The recession of temporal horizons in The Long Now is an opening up of political ones, not least the path to a new political imagination that the cruelest optimism tells us we must wait for. Even some who are trying to grasp the possibilities of this remain trapped with not only that ever-present Hegelian “step-ladder,” dancing up that coordinate plane to heaven on Earth, but also mistake the aspiration to modernism with the material fantasies of some “future” as imagined by capitalist modernity. Capitalism-as-we-know-it, as we experience and feel it, is unrealistic. Its fantasy life, far from overabundant, decadent, or free, is stulted, pathetic, and limited. The “concrete utopia” for The Long Now presents not one single answer but an enticing panoply of real possibilities. It’s not air-conditioners vs. asceticism. It’s Green Proletkult. Fantastic visions with Mughal cooling systems. Local knowledges linked and spread. It is the desire for the future realized in creating a truly different world built from the materials and dreams, ecological and cultural, of the world we actually live in.

Milanović, and many of his ecological critics, seem to share a bedrock conviction that it is simply “more” or “less” of this life — of “wealthy” capitalist modernity — that defines the boundaries of the politically possible. Capitalist realism and cruel optimism reinforcing each other in what some social psychologists who study exhaustion would call a “loss spiral”; an ever more hopeless expending of resources on an impossible resolution. On this level, Milanović and Raworth (both of whose core work I deeply respect) are actually in much agreement, Milanović coming down on the side of “more” of this life and Raworth on “tolerably less.”
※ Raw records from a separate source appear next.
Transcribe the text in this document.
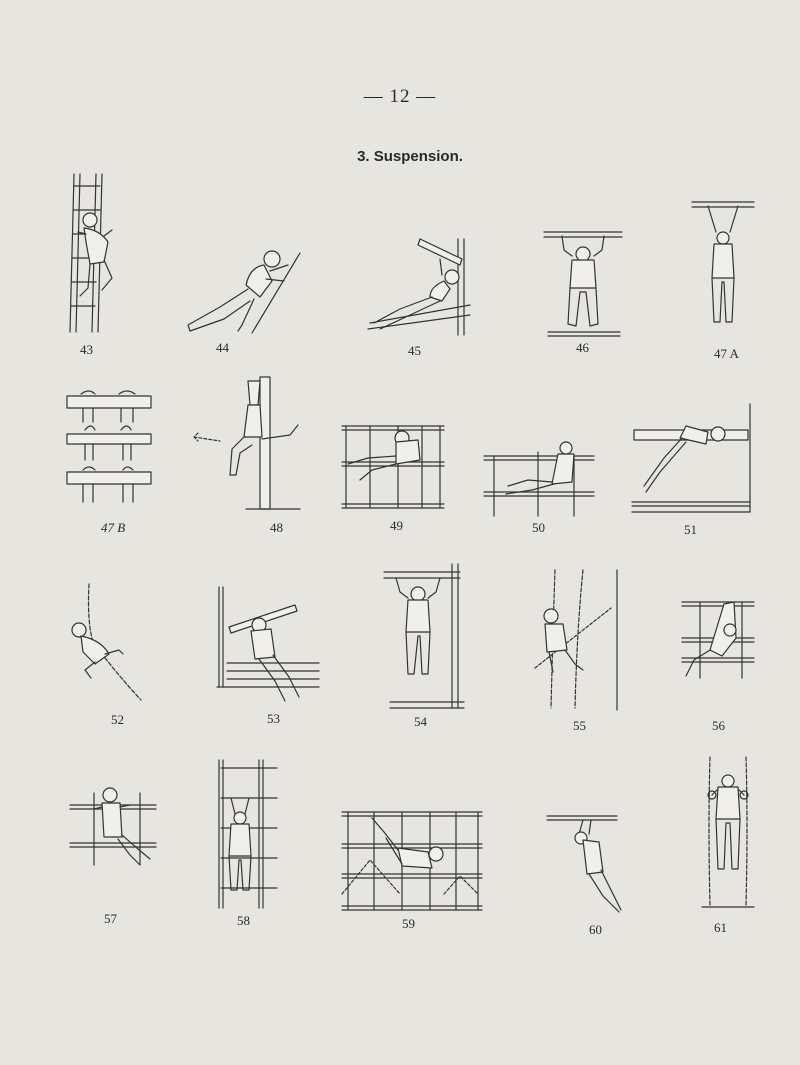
— 12 —
3. Suspension.
43	44	45	46	47 A
47 B	48	49	50	51
52	53	54	55	56
57	58	59	60	61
A far richer aesthetic life is possible within the enabling constraints of an emancipatory ecological niche. Here, again, we might think with Moten (as he says with and against Adorno) not of an accelerated modernity-of-the-new-but-same but of syncopated, punctuated, ever-proliferating modernisms, of acoustic possibilities that are seemingly inexhaustible. Not of the desires that must be withheld to make “the future” possible. But of the desires that are cast out to keep the present the same.

Planetary boundaries are real, but in many ways scarcity is still an ideological fiction.